Many Western investors seem like they would prefer an opposition victory. After the first round of the election, the Turkish lira declined in value, and Western investors’ confidence appeared to waver, putting their return to the Turkish market in doubt.
As a result, a victorious Erdogan may have to rely on Russian economic support.
“It makes no sense for Erdogan to escalate his rhetoric towards Russia. Moscow’s financial and energy support will remain important. This is a working construct of built-in relations with Putin. I see no reason why Erdogan would risk relations with Russia,” Gaber said.
However, Erdogan does see Russia as a threat in the Black Sea region, where Turkey is trying to maintain its primacy, experts said. Ankara would continue to have a foot inside NATO, which Erdogan sees as an important source of leverage against the Kremlin.
Experts agree that this ‘balancing act’ would not exclude Ukraine, regardless of the election outcome, due to its ties with Turkey.

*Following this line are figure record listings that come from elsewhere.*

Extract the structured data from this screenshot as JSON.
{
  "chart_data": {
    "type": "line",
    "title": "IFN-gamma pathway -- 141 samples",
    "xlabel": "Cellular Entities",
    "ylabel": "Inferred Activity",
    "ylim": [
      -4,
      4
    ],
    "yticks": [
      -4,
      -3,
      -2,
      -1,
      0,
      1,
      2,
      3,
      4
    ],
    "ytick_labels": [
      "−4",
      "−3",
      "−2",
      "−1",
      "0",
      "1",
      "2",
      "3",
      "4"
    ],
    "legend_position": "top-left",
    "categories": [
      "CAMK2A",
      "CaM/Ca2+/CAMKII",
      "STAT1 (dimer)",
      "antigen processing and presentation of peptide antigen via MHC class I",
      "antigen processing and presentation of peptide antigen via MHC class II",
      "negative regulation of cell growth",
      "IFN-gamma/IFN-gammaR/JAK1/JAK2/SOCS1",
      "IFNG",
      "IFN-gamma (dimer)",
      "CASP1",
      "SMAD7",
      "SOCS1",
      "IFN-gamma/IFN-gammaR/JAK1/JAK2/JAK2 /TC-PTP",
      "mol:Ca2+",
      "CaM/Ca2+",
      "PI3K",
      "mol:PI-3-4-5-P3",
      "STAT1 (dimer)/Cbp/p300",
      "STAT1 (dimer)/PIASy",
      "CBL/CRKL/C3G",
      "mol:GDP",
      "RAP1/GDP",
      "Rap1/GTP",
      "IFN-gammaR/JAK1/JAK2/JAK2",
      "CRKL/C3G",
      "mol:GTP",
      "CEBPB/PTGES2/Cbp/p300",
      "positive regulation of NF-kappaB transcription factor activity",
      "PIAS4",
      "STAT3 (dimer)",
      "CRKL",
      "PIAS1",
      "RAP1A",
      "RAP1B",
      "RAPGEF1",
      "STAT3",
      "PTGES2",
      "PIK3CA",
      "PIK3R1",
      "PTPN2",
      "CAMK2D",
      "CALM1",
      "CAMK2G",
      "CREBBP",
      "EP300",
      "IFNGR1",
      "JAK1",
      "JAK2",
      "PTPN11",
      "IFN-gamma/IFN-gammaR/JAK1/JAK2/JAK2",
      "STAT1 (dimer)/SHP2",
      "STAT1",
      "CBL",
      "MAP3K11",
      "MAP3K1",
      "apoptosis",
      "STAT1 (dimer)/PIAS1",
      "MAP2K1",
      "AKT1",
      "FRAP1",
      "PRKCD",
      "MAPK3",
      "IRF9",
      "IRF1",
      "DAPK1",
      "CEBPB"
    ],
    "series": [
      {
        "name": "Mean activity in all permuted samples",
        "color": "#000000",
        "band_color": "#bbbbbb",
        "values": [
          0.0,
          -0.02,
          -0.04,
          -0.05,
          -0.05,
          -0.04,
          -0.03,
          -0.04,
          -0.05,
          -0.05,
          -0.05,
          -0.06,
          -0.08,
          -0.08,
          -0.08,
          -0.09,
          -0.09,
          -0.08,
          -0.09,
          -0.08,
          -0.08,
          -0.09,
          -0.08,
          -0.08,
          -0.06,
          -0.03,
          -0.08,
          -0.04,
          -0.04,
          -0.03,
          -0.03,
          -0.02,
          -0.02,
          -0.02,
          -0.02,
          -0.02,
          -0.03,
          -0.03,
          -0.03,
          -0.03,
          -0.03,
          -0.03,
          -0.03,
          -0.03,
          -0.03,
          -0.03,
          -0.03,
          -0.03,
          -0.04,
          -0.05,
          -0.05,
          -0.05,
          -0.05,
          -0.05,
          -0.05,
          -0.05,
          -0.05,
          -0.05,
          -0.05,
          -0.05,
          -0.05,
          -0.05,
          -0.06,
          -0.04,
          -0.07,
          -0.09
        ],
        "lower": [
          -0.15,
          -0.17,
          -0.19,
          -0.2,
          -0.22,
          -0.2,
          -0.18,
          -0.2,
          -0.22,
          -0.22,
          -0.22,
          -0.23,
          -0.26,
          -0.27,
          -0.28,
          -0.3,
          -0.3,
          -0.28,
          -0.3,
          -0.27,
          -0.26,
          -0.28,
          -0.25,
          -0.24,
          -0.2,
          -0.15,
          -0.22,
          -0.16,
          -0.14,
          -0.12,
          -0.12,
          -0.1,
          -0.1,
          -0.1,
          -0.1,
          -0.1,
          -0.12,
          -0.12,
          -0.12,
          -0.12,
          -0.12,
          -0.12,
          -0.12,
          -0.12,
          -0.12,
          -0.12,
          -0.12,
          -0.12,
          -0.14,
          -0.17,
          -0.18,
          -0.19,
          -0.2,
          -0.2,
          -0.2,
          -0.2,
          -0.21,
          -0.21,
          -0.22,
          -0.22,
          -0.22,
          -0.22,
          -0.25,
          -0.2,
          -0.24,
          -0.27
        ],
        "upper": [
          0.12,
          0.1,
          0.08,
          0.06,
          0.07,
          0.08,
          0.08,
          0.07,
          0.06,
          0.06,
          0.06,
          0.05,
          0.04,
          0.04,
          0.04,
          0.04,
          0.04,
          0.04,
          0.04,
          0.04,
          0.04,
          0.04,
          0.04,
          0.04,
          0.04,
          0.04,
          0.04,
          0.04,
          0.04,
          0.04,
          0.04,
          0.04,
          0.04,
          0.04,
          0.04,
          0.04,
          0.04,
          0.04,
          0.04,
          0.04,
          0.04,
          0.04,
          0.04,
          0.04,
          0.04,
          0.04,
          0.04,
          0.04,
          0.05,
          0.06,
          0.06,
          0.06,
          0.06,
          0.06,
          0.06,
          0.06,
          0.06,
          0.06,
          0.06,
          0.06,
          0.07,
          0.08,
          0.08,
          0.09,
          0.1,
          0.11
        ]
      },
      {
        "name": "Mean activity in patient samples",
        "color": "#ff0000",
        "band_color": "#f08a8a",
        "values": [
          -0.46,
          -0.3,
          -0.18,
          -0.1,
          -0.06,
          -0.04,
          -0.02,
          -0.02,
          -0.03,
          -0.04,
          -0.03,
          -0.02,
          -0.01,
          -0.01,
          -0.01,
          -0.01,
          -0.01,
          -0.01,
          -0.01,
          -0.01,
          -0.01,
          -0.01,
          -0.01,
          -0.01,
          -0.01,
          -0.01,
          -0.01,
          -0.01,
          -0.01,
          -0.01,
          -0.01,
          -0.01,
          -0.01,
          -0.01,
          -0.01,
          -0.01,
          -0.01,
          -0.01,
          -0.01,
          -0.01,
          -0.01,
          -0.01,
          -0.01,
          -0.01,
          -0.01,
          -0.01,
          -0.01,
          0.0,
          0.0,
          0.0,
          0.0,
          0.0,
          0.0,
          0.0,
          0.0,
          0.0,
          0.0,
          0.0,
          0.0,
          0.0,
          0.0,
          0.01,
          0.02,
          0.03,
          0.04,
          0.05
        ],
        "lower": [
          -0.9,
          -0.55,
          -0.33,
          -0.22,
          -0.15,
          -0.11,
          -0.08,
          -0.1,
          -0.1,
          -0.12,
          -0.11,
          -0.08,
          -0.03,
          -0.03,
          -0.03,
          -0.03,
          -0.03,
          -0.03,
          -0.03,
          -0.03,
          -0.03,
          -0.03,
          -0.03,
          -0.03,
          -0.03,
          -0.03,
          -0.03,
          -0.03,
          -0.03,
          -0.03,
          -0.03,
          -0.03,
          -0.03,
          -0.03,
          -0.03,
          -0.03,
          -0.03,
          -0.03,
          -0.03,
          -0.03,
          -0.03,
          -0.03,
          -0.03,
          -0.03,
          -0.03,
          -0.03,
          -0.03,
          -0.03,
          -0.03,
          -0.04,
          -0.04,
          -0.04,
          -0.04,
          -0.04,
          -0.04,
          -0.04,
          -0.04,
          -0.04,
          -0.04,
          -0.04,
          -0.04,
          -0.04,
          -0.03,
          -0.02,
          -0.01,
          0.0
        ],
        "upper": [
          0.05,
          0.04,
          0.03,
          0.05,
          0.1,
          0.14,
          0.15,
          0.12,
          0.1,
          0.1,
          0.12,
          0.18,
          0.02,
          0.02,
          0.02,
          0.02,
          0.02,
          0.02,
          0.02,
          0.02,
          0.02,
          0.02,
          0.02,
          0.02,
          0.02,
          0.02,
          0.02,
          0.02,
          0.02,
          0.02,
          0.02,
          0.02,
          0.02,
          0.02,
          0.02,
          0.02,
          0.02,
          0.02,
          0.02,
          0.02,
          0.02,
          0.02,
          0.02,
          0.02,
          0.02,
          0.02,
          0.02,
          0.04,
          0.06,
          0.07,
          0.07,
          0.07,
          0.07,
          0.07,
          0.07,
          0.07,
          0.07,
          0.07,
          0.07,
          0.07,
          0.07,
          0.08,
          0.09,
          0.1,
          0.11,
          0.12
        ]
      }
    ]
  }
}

Trade between the two countries has increased to more than $7 billion in 2021, with Ukraine’s share of exports worth $4.12 billion. Ukraine and Turkey have been working together for over a decade and are increasingly cooperating on defense.
Under an agreement signed between Ankara and Kyiv shortly before Russia unleashed its full-scale invasion in late February last year, Turkish defense company Baykar agreed to build its second manufacturing plant in Ukraine. It is scheduled to be done in the fall of 2024.
Turkish Bayraktar TB-2 drones played an important role for Ukraine in early 2022 when the West was hesitant to provide serious arms to Kyiv.
The drone manufacturer uses Ukrainian engines for Akinci drones and the unmanned fighter jet Kizilelma.
The order book worth around $1 billion in export revenues in 2022 is expected to be about 50% higher in 2023, according to Haluk Bayraktar, Baykar’s CEO.
On the other hand, Turkish companies have reportedly helped Russia dodge Western sanctions.
“Under the opposition-led government, Turkey will not help Russia circumvent sanctions, which would be a significant difference (between Ergodan and Kilicdaroglu),” Adar said.
However, it’s Erdogan who is set to win.